TOPALOĞLU: HER TÜRK ASKER DOĞAR
Güvenlik Kuvvetleri Komutanı Tümgeneral Zorlu Topaloğlu da konuşmasında, 5 hafta önce Eğitim Merkez Komutanlığına katılan celbin, kısa sürede uyum sağlayarak kahraman birer mücahit olduklarını ve “her Türk asker doğar” özdeyişini bir kez daha doğruladıklarını vurugladı.
Topaloğlu, “Gücünü milletinden, cesaret ve maharetini milli hasletlerinden, güvenini şanlı tarihinden, geleceğe yönelik hedeflerini ise Atatürk ilke ve inkılaplarından alan Güvenlik Kuvvetleri Komutanlığının saflarına katıldılar” dedi.
Ant içme töreninin askerlikteki yeminlerin en kutsalı olduğunu vurgulayan Topaloğlu, “Türk gencinin özünde var olan göreve hazır olduğunu, kanun, nizam örf ve adetlere bağlanarak vatan için gerektiğinde ‘ölürsem şehit, kalırsam gazi olurum’ inancının sesli bir ifadesidir” dedi.
Topaloğlu, en genç mücahitlerin, atalarının başlattığı onurlu mücadelenin bayrağını taşımakta olduklarını, ulvi görevi atalarından daha fazlasıyla yerine getireceklerini, bayrağı daima göklerde, şafaklarda dalgalandıracaklarını kaydetti.
Topaloğlu mücahidin; vatan, bayrak sevgisi, Türk milletine olan bağlılığı, üstün vazife anlayışı, kahramanlık, cesaret, dürüstlük, çeviklik, atiklik, sabır ve tahammül gibi önemli özelliklere haiz asker olduğunu kaydederek, mücahitlerin GKK bünyesinde aldıkları eğitimde başarılı olduklarının altını çizdi.
Andın kalben askerlik mesleğine bağlanmanın bir ifadesi olduğunu söyleyen Topaloğlu, mücahitlere özetle; “Vatanımızı barış içerisinde korumak ana gayemizdir. Ancak başkalarından medet umarak saldıranlara karşı, her zaman uyanık ve tetikte olarak kutsal vatan topraklarının bir zerresini dahi teslim etmeyeceksiniz.. Toprağımıza yan bakanlara gerektiğinde 1964 Şanlı Erenköy Direnişi ve 1974 Mutlu Barış Harekatı'nda olduğu gibi gereken dersi vermede tereddüt göstermeyeceksiniz” dedi.

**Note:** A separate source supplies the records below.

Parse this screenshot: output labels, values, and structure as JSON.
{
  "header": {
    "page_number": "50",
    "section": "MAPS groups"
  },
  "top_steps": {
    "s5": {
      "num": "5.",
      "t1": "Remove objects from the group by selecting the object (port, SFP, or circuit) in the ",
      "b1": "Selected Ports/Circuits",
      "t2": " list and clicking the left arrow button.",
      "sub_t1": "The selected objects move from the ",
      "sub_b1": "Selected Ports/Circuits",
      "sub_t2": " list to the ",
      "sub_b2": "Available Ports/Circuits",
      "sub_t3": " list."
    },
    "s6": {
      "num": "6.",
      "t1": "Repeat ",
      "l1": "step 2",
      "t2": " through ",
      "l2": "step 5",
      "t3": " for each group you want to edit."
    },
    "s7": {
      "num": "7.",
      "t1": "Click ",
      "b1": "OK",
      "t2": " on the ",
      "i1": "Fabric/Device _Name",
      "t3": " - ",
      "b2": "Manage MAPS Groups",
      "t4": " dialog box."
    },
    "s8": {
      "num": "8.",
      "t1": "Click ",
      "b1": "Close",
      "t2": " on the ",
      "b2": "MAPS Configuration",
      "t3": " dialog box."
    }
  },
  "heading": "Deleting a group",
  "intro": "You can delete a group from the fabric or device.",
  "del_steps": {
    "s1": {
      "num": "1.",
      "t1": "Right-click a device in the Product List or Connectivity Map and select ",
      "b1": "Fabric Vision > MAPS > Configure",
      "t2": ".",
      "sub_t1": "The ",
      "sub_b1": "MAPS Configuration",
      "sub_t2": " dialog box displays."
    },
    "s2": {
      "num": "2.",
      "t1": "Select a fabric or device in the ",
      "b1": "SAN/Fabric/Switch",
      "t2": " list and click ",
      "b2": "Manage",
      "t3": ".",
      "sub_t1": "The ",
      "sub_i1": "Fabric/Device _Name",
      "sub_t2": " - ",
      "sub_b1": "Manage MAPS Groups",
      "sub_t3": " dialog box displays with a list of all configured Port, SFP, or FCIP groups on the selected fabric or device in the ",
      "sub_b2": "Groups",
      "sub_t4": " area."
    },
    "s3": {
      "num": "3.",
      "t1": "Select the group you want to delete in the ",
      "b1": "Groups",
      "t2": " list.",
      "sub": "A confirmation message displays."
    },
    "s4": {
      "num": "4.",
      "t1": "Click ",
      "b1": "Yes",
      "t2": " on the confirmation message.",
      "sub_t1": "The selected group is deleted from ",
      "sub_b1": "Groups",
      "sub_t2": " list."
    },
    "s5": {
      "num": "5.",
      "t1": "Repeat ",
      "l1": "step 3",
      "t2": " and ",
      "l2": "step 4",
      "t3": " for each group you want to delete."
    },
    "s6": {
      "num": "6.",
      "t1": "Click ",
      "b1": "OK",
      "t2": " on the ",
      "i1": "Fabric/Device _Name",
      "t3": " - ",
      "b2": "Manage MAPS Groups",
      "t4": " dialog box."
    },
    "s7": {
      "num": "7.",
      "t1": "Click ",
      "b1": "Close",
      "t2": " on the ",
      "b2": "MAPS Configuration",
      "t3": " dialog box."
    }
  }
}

Topaloğlu, başta Gazi Mustafa Kemal Atatürk ve silah arkadaşları olmak üzere Dr. Fazıl Küçük, Rauf Denktaş’ı vatanları uğruna şehit olan Mehmetçik, mücahit ve mücahideleri rahmetle andı, gazilere şükranlarını sundu.
ÇELER: GURUR VE ŞEREF DUYUYORUZ
Celp adına konuşan Asteğmen İsmail Çeler ise vatanın birlik ve bütünlüğünü sürdürmek için canlarını feda etmekten kaçınmayan atalarının kutsal emanetini devralmaktan gurur ve şeref duyduklarını kaydetti.
Çeler, milletin vereceği görevleri tereddütsüz yerine getireceklerini, çağdaş KKTC’nin bağımsızlığının, bölünmez bütünlüğünün yılmaz bekçileri olacaklarını ve Atatürk ilkelerinden ayrılmayacaklarını sözlerine ekledi.